Note: For cruising, the log of the duration is used, because then the values are better behaved for constructing the KDE.

In [None]:
# Functions for obtaining the important parameters.
def parm_acc_dec(activity: Activity):
    """ Get initial speed, mean acceleration, and speed difference. """
    vstart, vend = activity.get_state(time=[activity.get_tstart(), activity.get_tend()])[0]
    amean = (vend - vstart) / (activity.get_tend() - activity.get_tstart())
    return vstart, amean, vend-vstart

def parm_cruise(activity: Activity):
    """ Get initial speed, log(duration), and speed difference. """
    vstart, vend = activity.get_state(time=[activity.get_tstart(), activity.get_tend()])[0]
    return vstart, np.log(activity.get_tend()-activity.get_tstart()), vend-vstart

def parm_lc(activity: Activity):
    """ Get initial position, end position, and duration. """
    ystart, yend = activity.get_state(time=[activity.get_tstart(), activity.get_tend()])
    return ystart, yend, activity.get_tend()-activity.get_tstart()

In [None]:
# Get the parameters of the longitudinal activities.
par_acc = []
par_cru = []
par_dec = []
par_lc = []
for i in cutins.collections["scenario"]:
    scenario = cutins.get_item("scenario", i)
    for activity in scenario.activities:
        if activity.name == "acceleration target":
            par_acc.append(parm_acc_dec(activity))
        elif activity.name == "deceleration target":
            par_dec.append(parm_acc_dec(activity))
        elif activity.name == "cruising target":
            par_cru.append(parm_cruise(activity))
        elif activity.name in ["right lane change", "left lane change"]:
            par_lc.append(parm_lc(activity))

In [None]:
par_initx = np.zeros(nscenarios)
par_egov = np.zeros(nscenarios)
par_tarv = np.zeros(nscenarios)
for i, key in enumerate(cutins.collections["scenario"]):
    scenario = cutins.get_item("scenario", key)
    for actor in scenario.actors:
        if actor.name == "ego vehicle":
            break
    par_egov[i] = scenario.get_state(actor, StateVariable.SPEED, scenario.get_tstart())
    
    for actor in scenario.actors:
        if actor.name == "target vehicle":
            break
    par_tarv[i], par_initx[i] = scenario.get_state(actor, StateVariable.LON_TARGET, 
                                                   scenario.get_tstart())

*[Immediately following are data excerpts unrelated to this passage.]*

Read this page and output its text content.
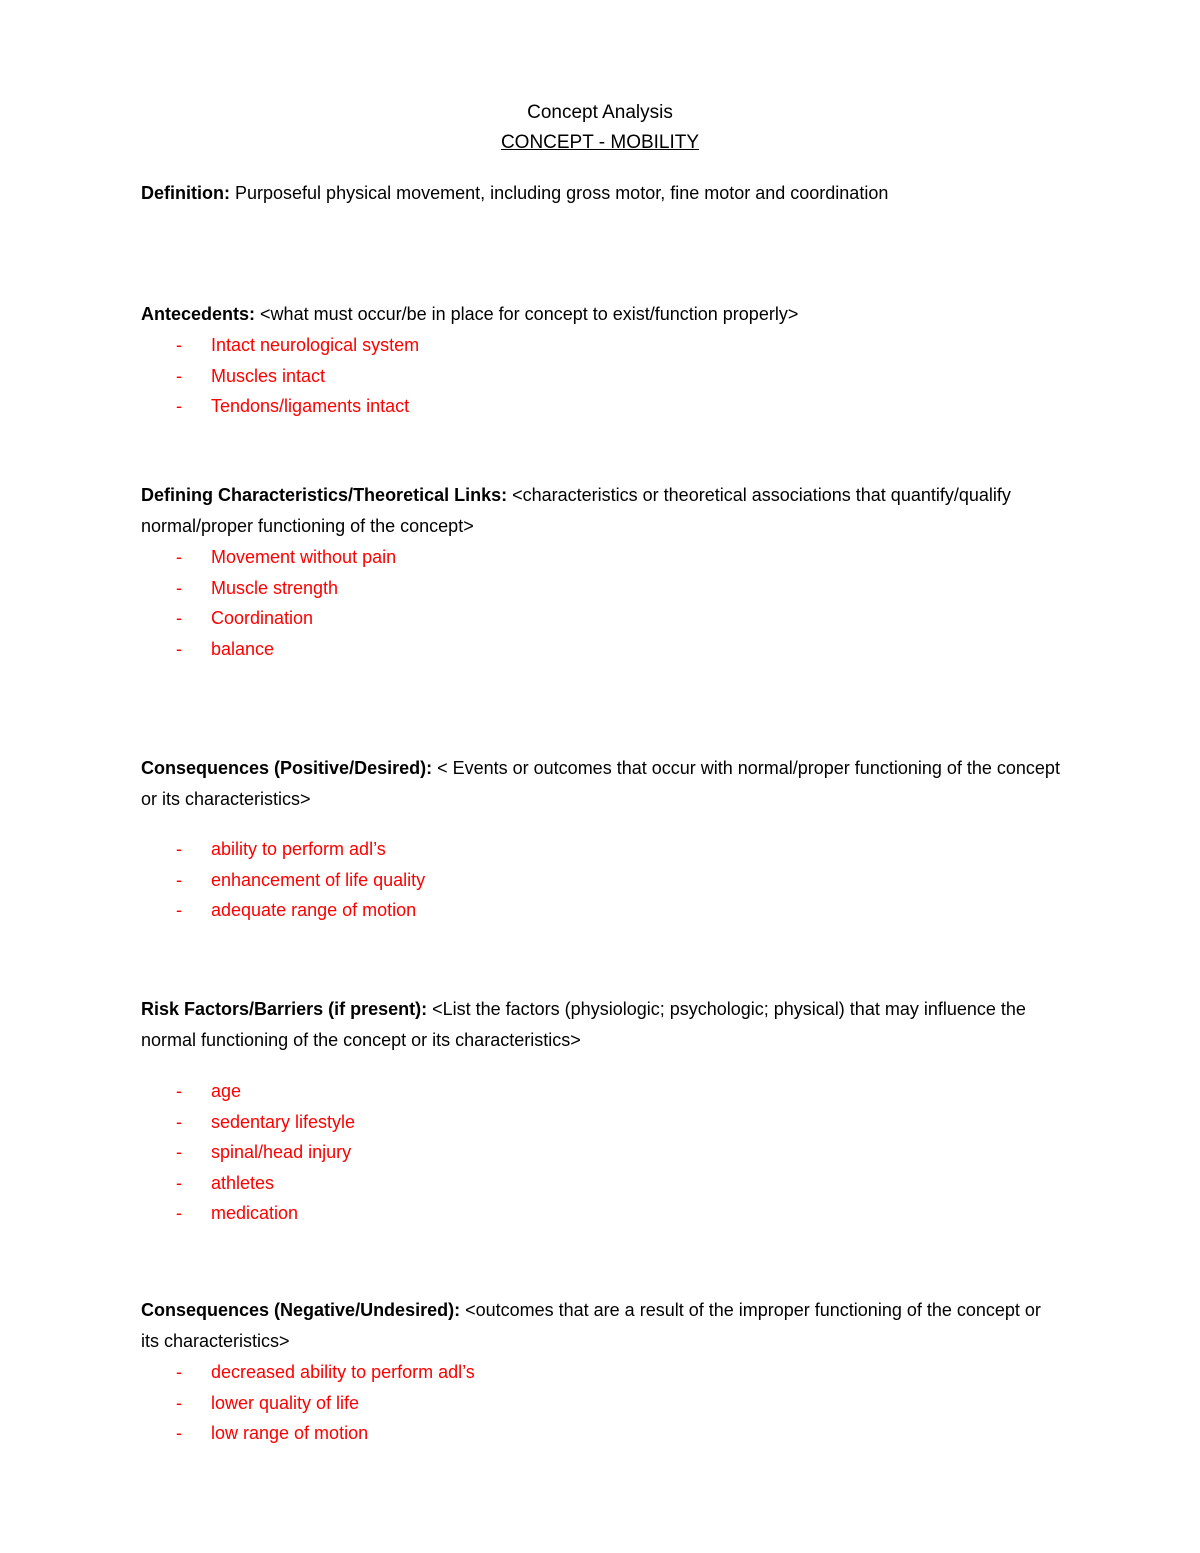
Concept Analysis
CONCEPT - MOBILITY
Definition: Purposeful physical movement, including gross motor, fine motor and coordination
Antecedents: <what must occur/be in place for concept to exist/function properly>
- Intact neurological system
- Muscles intact
- Tendons/ligaments intact
Defining Characteristics/Theoretical Links: <characteristics or theoretical associations that quantify/qualify normal/proper functioning of the concept>
- Movement without pain
- Muscle strength
- Coordination
- balance
Consequences (Positive/Desired): < Events or outcomes that occur with normal/proper functioning of the concept or its characteristics>
- ability to perform adl’s
- enhancement of life quality
- adequate range of motion
Risk Factors/Barriers (if present): <List the factors (physiologic; psychologic; physical) that may influence the normal functioning of the concept or its characteristics>
- age
- sedentary lifestyle
- spinal/head injury
- athletes
- medication
Consequences (Negative/Undesired): <outcomes that are a result of the improper functioning of the concept or its characteristics>
- decreased ability to perform adl’s
- lower quality of life
- low range of motion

The following code is used to generate a scenario. It is a rather naive approach in the sense that it is assumed that the parameters of each of the activities are independent of all other parameters.

In [None]:
class Approach1:
    def __init__(self, par_egov, par_initx, par_lc, par_acc, par_cru, par_dec):
        # Create KDEs of initial parameters.
        self.kde_egov = KDE(par_egov)
        self.kde_initx = KDE(par_initx)
        
        # Create KDE of individual lane changes parameters.
        self.kde_lc_ystart = KDE(np.array(par_lc)[:, 0])
        self.kde_lc_yend = KDE(np.array(par_lc)[:, 1])
        self.kde_lc_dt = KDE(np.array(par_lc)[:, 2])
        
        # Create KDE of each of the longitudinal activities.
        self.kde_a = KDE(np.array(par_acc))
        self.kde_c = KDE(np.array(par_cru))
        self.kde_d = KDE(np.array(par_dec))
        
        # Compute the bandwidths
        for kde in (self.kde_egov, self.kde_initx, self.kde_lc_ystart, self.kde_lc_yend,
                    self.kde_lc_dt, self.kde_a, self.kde_c, self.kde_d):
            kde.compute_bandwidth()
    
    def generate(self, items):
        inits = [self.kde_egov.sample()[0][0], self.kde_initx.sample()[0][0],
                 np.random.rand()]
        lc = [self.kde_lc_ystart.sample()[0][0], self.kde_lc_yend.sample()[0][0], 
              self.kde_lc_dt.sample()[0][0]]
        lon = []
        for item in items[1:]:
            if item[0] == "a":
                lon.append(self.kde_a.sample()[0])
            elif item[0] == "c":
                lon.append(self.kde_c.sample()[0])
                lon[-1][1] = np.exp(lon[-1][1])
            else:
                lon.append(self.kde_d.sample()[0])
        return (inits, lc, lon)
    

class Approach2(Approach1):
    def __init__(self, par_egov, par_initx, par_lc, par_acc, par_cru, par_dec):
        Approach1.__init__(self, par_egov, par_initx, par_lc, par_acc, par_cru, par_dec)
    
    def generate(self, items):
        inits = [self.kde_egov.sample()[0][0], self.kde_initx.sample()[0][0],
                 np.random.rand()]
        lc = [self.kde_lc_ystart.sample()[0][0], self.kde_lc_yend.sample()[0][0], 
              self.kde_lc_dt.sample()[0][0]]
        
        if items[1][0] == "a":
            lon = [self.kde_a.sample()[0]]
        elif items[1][0] == "c":
            lon = [self.kde_c.sample()[0]]
            lon[0][1] = np.exp(lon[0][1])
        else:
            lon = [self.kde_d.sample()[0]]
            
        for item in items[2:]:
            start_speed = lon[-1][0] + lon[-1][2]
            if item[0] == "a":
                par2, par3 = self.kde_a.conditional_sample(0, start_speed, 1)[0]
            elif item[0] == "c":
                par2, par3 = self.kde_c.conditional_sample(0, start_speed, 1)[0]
                par2 = np.exp(par2)
            else:
                par2, par3 = self.kde_d.conditional_sample(0, start_speed, 1)[0]
            lon.append(np.array([start_speed, par2, par3]))
        return (inits, lc, lon)
    
A1 = Approach1(par_egov, par_initx, par_lc, par_acc, par_cru, par_dec)
A2 = Approach2(par_egov, par_initx, par_lc, par_acc, par_cru, par_dec)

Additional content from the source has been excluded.